Kreuz

Ich lebe in einer katholisch geprägten Gegend Württembergs. Beim morgendlichen Waldlauf komme ich an mindestens drei Wegkreuzen vorbei. Insofern ist das christliche Kreuz ein kulturelles Denkmal dieser Landschaft. Bisher haben weder Protestanten, Muslime oder Atheisten sich daran gestört. Seit langem hängen Kreuze auch in Rathäusern, Schulen und gar Gasthäusern. Das finden manche befremdlich.

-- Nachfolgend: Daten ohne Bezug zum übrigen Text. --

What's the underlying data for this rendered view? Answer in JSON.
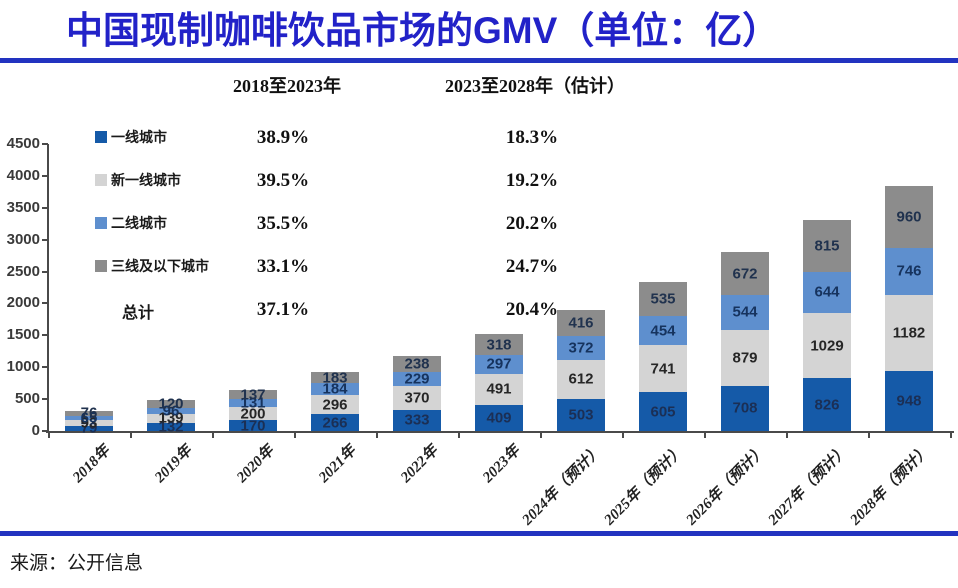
{
  "header": {
    "title": "中国现制咖啡饮品市场的GMV（单位：亿）",
    "period1_label": "2018至2023年",
    "period2_label": "2023至2028年（估计）"
  },
  "cagr_table": {
    "rows": [
      {
        "segment": "一线城市",
        "cagr_2018_2023": "38.9%",
        "cagr_2023_2028": "18.3%"
      },
      {
        "segment": "新一线城市",
        "cagr_2018_2023": "39.5%",
        "cagr_2023_2028": "19.2%"
      },
      {
        "segment": "二线城市",
        "cagr_2018_2023": "35.5%",
        "cagr_2023_2028": "20.2%"
      },
      {
        "segment": "三线及以下城市",
        "cagr_2018_2023": "33.1%",
        "cagr_2023_2028": "24.7%"
      },
      {
        "segment": "总计",
        "cagr_2018_2023": "37.1%",
        "cagr_2023_2028": "20.4%"
      }
    ]
  },
  "chart_data": {
    "type": "bar",
    "stacked": true,
    "title": "中国现制咖啡饮品市场的GMV（单位：亿）",
    "xlabel": "",
    "ylabel": "",
    "unit": "亿",
    "grid": false,
    "legend_position": "upper-left",
    "ylim": [
      0,
      4500
    ],
    "ytick_step": 500,
    "yticks": [
      "0",
      "500",
      "1000",
      "1500",
      "2000",
      "2500",
      "3000",
      "3500",
      "4000",
      "4500"
    ],
    "categories": [
      "2018年",
      "2019年",
      "2020年",
      "2021年",
      "2022年",
      "2023年",
      "2024年（预计）",
      "2025年（预计）",
      "2026年（预计）",
      "2027年（预计）",
      "2028年（预计）"
    ],
    "series": [
      {
        "name": "一线城市",
        "color": "#155aa8",
        "label_color": "#1b2f55",
        "values": [
          79,
          132,
          170,
          266,
          333,
          409,
          503,
          605,
          708,
          826,
          948
        ]
      },
      {
        "name": "新一线城市",
        "color": "#d4d4d4",
        "label_color": "#262626",
        "values": [
          93,
          139,
          200,
          296,
          370,
          491,
          612,
          741,
          879,
          1029,
          1182
        ]
      },
      {
        "name": "二线城市",
        "color": "#5e8fce",
        "label_color": "#16335e",
        "values": [
          65,
          96,
          131,
          184,
          229,
          297,
          372,
          454,
          544,
          644,
          746
        ]
      },
      {
        "name": "三线及以下城市",
        "color": "#8c8c8c",
        "label_color": "#20324e",
        "values": [
          76,
          120,
          137,
          183,
          238,
          318,
          416,
          535,
          672,
          815,
          960
        ]
      }
    ]
  },
  "footer": {
    "source": "来源：公开信息"
  },
  "colors": {
    "title_blue": "#2222c8",
    "rule_blue": "#2233c0"
  }
}
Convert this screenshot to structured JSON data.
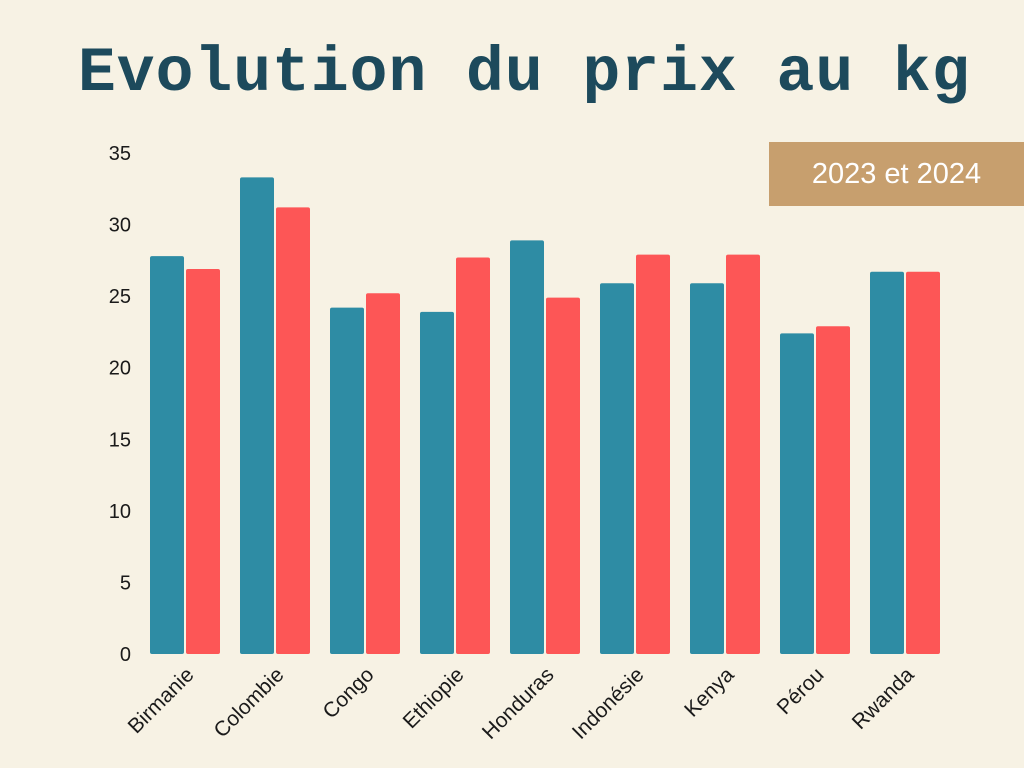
{
  "title": "Evolution du prix au kg",
  "badge": "2023 et 2024",
  "colors": {
    "background": "#f7f2e4",
    "title": "#1d4a5c",
    "badge": "#c79f6e",
    "series_2023": "#2e8ca4",
    "series_2024": "#fd5656"
  },
  "chart_data": {
    "type": "bar",
    "title": "Evolution du prix au kg",
    "categories": [
      "Birmanie",
      "Colombie",
      "Congo",
      "Ethiopie",
      "Honduras",
      "Indonésie",
      "Kenya",
      "Pérou",
      "Rwanda"
    ],
    "series": [
      {
        "values": [
          27.8,
          33.3,
          24.2,
          23.9,
          28.9,
          25.9,
          25.9,
          22.4,
          26.7
        ]
      },
      {
        "values": [
          26.9,
          31.2,
          25.2,
          27.7,
          24.9,
          27.9,
          27.9,
          22.9,
          26.7
        ]
      }
    ],
    "yticks": [
      "0",
      "5",
      "10",
      "15",
      "20",
      "25",
      "30",
      "35"
    ],
    "ylim": [
      0,
      35
    ],
    "xlabel": "",
    "ylabel": "",
    "grid": false
  }
}
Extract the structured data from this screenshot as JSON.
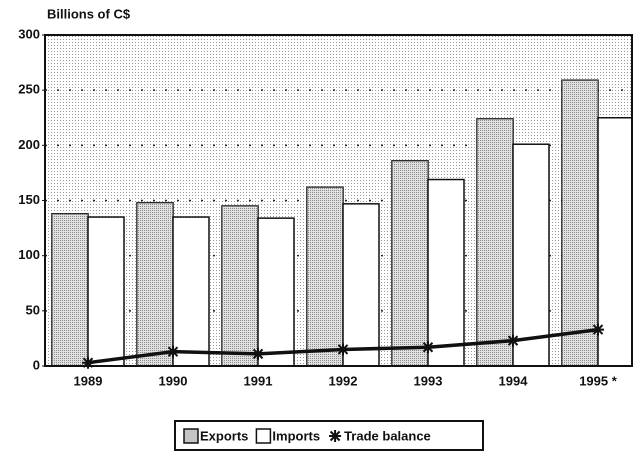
{
  "chart_data": {
    "type": "bar",
    "y_label": "Billions of C$",
    "categories": [
      "1989",
      "1990",
      "1991",
      "1992",
      "1993",
      "1994",
      "1995 *"
    ],
    "series": [
      {
        "name": "Exports",
        "color": "#c4c4c4",
        "values": [
          138,
          148,
          145,
          162,
          186,
          224,
          259
        ]
      },
      {
        "name": "Imports",
        "color": "#ffffff",
        "values": [
          135,
          135,
          134,
          147,
          169,
          201,
          225
        ]
      },
      {
        "name": "Trade balance",
        "color": "#111111",
        "type": "line",
        "values": [
          3,
          13,
          11,
          15,
          17,
          23,
          33
        ]
      }
    ],
    "ylim": [
      0,
      300
    ],
    "yticks": [
      0,
      50,
      100,
      150,
      200,
      250,
      300
    ],
    "grid": true
  }
}
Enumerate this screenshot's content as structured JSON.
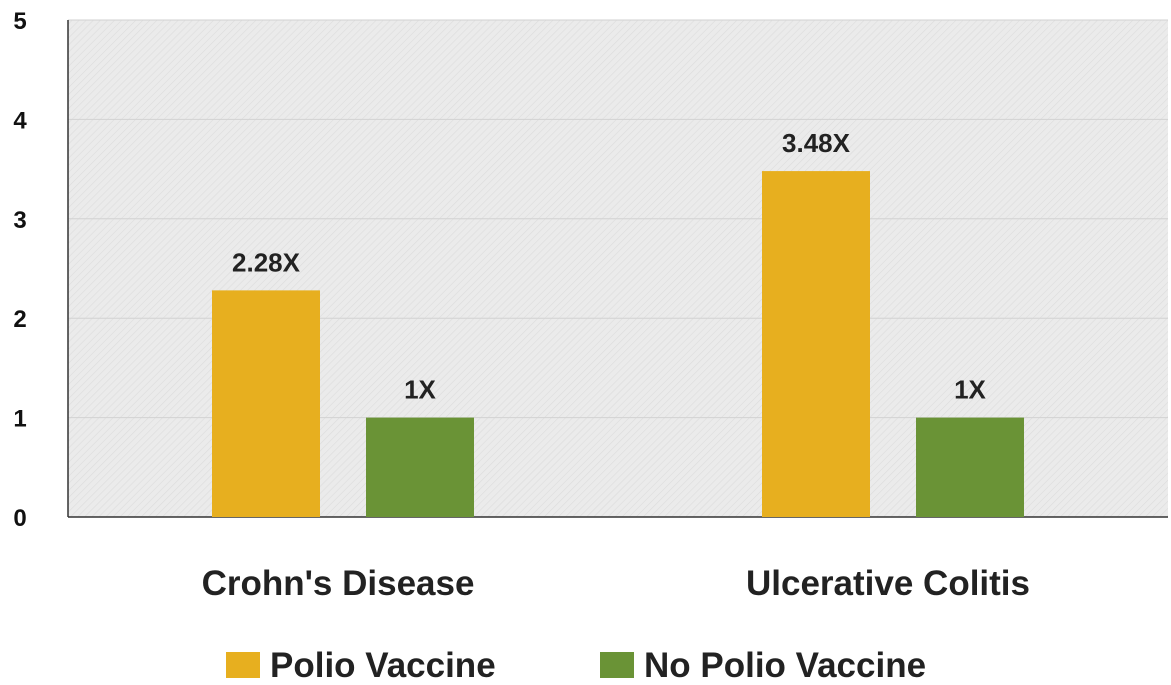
{
  "chart_data": {
    "type": "bar",
    "categories": [
      "Crohn's Disease",
      "Ulcerative Colitis"
    ],
    "series": [
      {
        "name": "Polio Vaccine",
        "values": [
          2.28,
          3.48
        ],
        "labels": [
          "2.28X",
          "3.48X"
        ],
        "color": "#E7AF1F"
      },
      {
        "name": "No Polio Vaccine",
        "values": [
          1,
          1
        ],
        "labels": [
          "1X",
          "1X"
        ],
        "color": "#6A9336"
      }
    ],
    "yticks": [
      "0",
      "1",
      "2",
      "3",
      "4",
      "5"
    ],
    "ylim": [
      0,
      5
    ],
    "grid": true,
    "legend_position": "bottom",
    "plot_background": "#EBEBEB",
    "title": "",
    "xlabel": "",
    "ylabel": ""
  }
}
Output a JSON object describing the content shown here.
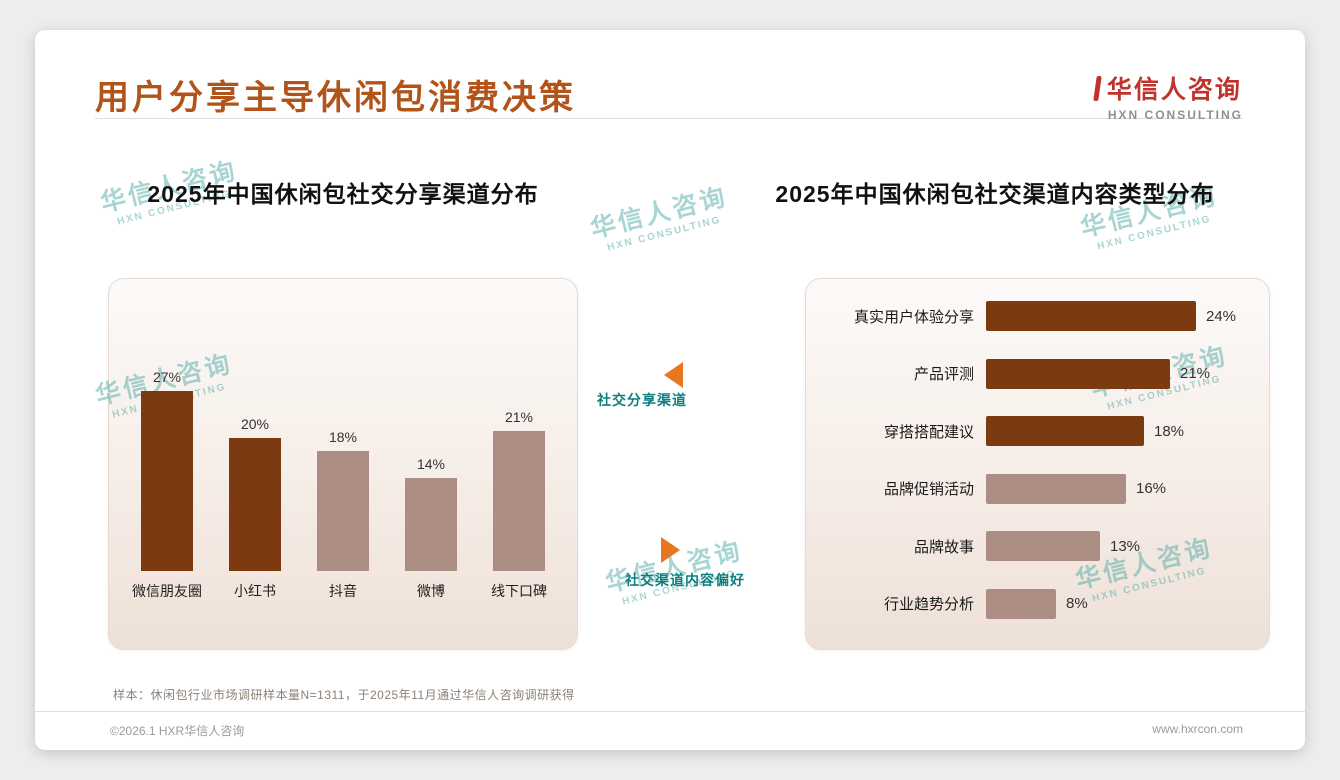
{
  "page": {
    "title": "用户分享主导休闲包消费决策",
    "logo": {
      "name": "华信人咨询",
      "sub": "HXN CONSULTING"
    },
    "footnote": "样本：休闲包行业市场调研样本量N=1311，于2025年11月通过华信人咨询调研获得",
    "footer_left": "©2026.1 HXR华信人咨询",
    "footer_right": "www.hxrcon.com"
  },
  "watermark": {
    "text": "华信人咨询",
    "sub": "HXN CONSULTING"
  },
  "middle": {
    "top_label": "社交分享渠道",
    "bottom_label": "社交渠道内容偏好"
  },
  "colors": {
    "title": "#B2541A",
    "logo_red": "#C0332B",
    "dark_bar": "#7C3A10",
    "light_bar": "#AC8D83",
    "accent_orange": "#E8761E",
    "teal_label": "#0E7F7F",
    "watermark": "#4BA8A4"
  },
  "chart_data": [
    {
      "type": "bar",
      "title": "2025年中国休闲包社交分享渠道分布",
      "categories": [
        "微信朋友圈",
        "小红书",
        "抖音",
        "微博",
        "线下口碑"
      ],
      "values": [
        27,
        20,
        18,
        14,
        21
      ],
      "unit": "%",
      "colors": [
        "#7C3A10",
        "#7C3A10",
        "#AC8D83",
        "#AC8D83",
        "#AC8D83"
      ],
      "ylim": [
        0,
        30
      ],
      "grid": false,
      "legend": false
    },
    {
      "type": "bar-horizontal",
      "title": "2025年中国休闲包社交渠道内容类型分布",
      "categories": [
        "真实用户体验分享",
        "产品评测",
        "穿搭搭配建议",
        "品牌促销活动",
        "品牌故事",
        "行业趋势分析"
      ],
      "values": [
        24,
        21,
        18,
        16,
        13,
        8
      ],
      "unit": "%",
      "colors": [
        "#7C3A10",
        "#7C3A10",
        "#7C3A10",
        "#AC8D83",
        "#AC8D83",
        "#AC8D83"
      ],
      "xlim": [
        0,
        28
      ],
      "grid": false,
      "legend": false
    }
  ]
}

Nun hat der bayrische Ministerpräsident eine Debatte über das Kreuz ausgelöst, die auch in den Kirchen ihr durchaus vielstimmiges Echo findet. Denn für Christen ist das Kreuz nicht nur ein kulturelles Symbol. Die hiesigen Wegkreuze werden von frommen Frauen liebevoll geschmückt. Im Mai sind sie das Ziel von Marienprozessionen. Es wird vor ihnen gebetet. Wie wir es aber theologisch verstehen können, ist durchaus schon länger umstritten.

2005 führte ich zu diesem Thema in der Evangelischen Akademie Bad Boll eine Tagung durch, in der Frau Professor Friedel Kriechbaum einen befreiungstheologischen Vortrag hielt „Das Kreuz – Symbol ohnmächtigen Leidens und des Widerstandes gegen Unrecht“. Ich stimme dem zu,  was sie u.a. sagte:

„Wenn es so ist, dass Jesu Tod nur von seinem Leben her verstanden werden kann, dann möchte ich das Kreuz ergänzen, nicht ersetzen, durch das Symbol des Festes. Jesus hat in seinem Leben Festatmosphäre verbreitet. Das mit ihm aufbrechende herrschaftsfreie Zusammenleben hieß, aufatmen zu können. Wie oft sprechen die Gleichnisse von Gottes Reich in Bildern von Freude und Fest. Jesus wird erzählt im Bild des Bräutigams, der seine Gäste nicht gerade zum Fasten einlädt (Matth.9,15). Er war kein finsterer Bußprediger, festliche Fülle für alle blitzte in seiner Gegenwart auf. Könnte uns das Symbol des Festes davor bewahren, ein wenig freudvolles Christsein zu leben, verliebt ins Leiden angesichts der Ungerechtigkeiten in der Welt, ein Christsein, das sich von Hoffnungslosigkeit überschwemmen lässt? Statt dessen ein Christsein, das die befreienden Spuren, die lebensspendenden Erfahrungen aufmerksam wahrnimmt, schätzen lernt. Es könnte unserem Christsein etwas von der Verbissenheit nehmen, die uns oft charakterisiert.“

http://www.ev-akademie-boll.de/fileadmin/res/otg/641505-Kriechbaum.pdf

Als in der letzten Mitgliederversammlung der  „Offenen Kirche“ das Grundsatzdokument „Kirche hat Zukunft“ vorgestellt  wurde, gab es zum Abschnitt mit Kreuzestheologie den einzigen grundsätzlichen Widerspruch. Die Diskussion wird also weitergehen – und das ist gut so.